Change in hCG levels after very early medication abortion for pregnancy of unknown location or probable intrauterine pregnancy.

Journal: Contraception
Published:
Abstract

Objective: To evaluate changes in serum/plasma human chorionic gonadotropin (hCG) from baseline levels in very early medication abortion (VEMA) in pregnancies of unknown location (PUL) and probable intrauterine pregnancy (IUP) to confirm treatment success.

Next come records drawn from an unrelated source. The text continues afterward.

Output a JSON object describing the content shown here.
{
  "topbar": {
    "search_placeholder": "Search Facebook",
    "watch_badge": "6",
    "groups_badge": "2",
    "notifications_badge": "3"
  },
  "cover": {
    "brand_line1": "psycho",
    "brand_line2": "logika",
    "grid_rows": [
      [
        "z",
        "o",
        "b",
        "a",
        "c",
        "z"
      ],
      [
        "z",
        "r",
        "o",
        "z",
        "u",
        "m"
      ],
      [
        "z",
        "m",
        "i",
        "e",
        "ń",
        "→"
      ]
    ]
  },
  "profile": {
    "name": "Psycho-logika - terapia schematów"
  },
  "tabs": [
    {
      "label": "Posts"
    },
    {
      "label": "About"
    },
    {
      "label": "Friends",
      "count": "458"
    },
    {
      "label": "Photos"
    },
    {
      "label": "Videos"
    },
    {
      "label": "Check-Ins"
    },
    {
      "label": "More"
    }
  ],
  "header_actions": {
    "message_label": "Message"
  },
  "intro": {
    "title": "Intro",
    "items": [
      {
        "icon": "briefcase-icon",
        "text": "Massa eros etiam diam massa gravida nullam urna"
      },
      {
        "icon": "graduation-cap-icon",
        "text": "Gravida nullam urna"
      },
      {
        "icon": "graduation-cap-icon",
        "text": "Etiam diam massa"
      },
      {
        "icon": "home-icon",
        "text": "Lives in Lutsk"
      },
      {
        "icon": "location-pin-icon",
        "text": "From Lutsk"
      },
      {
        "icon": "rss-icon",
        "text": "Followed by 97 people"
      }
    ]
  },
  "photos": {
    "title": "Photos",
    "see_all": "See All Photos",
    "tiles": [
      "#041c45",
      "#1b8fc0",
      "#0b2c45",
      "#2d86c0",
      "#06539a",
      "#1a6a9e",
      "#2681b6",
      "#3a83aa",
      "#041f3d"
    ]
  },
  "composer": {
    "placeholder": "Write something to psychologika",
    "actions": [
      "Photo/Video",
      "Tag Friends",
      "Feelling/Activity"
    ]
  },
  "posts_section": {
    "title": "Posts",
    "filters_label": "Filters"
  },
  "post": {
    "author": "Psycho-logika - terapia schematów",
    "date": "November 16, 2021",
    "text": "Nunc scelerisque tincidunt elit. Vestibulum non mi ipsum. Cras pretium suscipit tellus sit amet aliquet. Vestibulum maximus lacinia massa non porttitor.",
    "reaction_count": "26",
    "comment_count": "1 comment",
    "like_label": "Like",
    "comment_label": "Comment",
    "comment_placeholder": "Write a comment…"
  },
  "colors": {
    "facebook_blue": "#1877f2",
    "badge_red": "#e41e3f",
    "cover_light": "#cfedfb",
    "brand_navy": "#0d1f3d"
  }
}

Methods: A prospective cohort was selected from the VEMA randomized controlled trial conducted at 26 sites across nine countries. Patients with a gestational age ≤42 days without confirmed IUP on ultrasound (n = 741) received medication abortion according to WHO guidelines, hCG was measured at mifepristone intake and repeated on day 7 (+/-2). Changes in hCG were analyzed to distinguish the trends associated with complete abortion versus ectopic pregnancy, ongoing pregnancy, and incomplete abortion.

Results: Among 533 cases with complete abortion, a decline in hCG level of ≥80% was observed in 96.8 of cases 7 (+/-2) days post-abortion. The mean hCG decline for complete abortions was 94% (CI: 93.2-94.9). None of the ectopic pregnancies 8 (1.7%) or ongoing pregnancies 21 (2.9%), showed a decline of ≥80%. Rising or insufficient decline (<80%) indicated ectopic and ongoing pregnancy. The hCG trend following complete abortion was significantly different from all other outcomes (p < 0.001), but trends did not distinguish between ectopic, ongoing pregnancy, or incomplete abortion.

Conclusions: A hCG decline of ≥80% within 7 (+/-2) days can effectively confirm complete abortion and rule out ectopic and ongoing pregnancies in early medication abortion. These results highlight the effectiveness of hCG monitoring as a reliable follow-up tool for managing VEMA without confirmed IUP.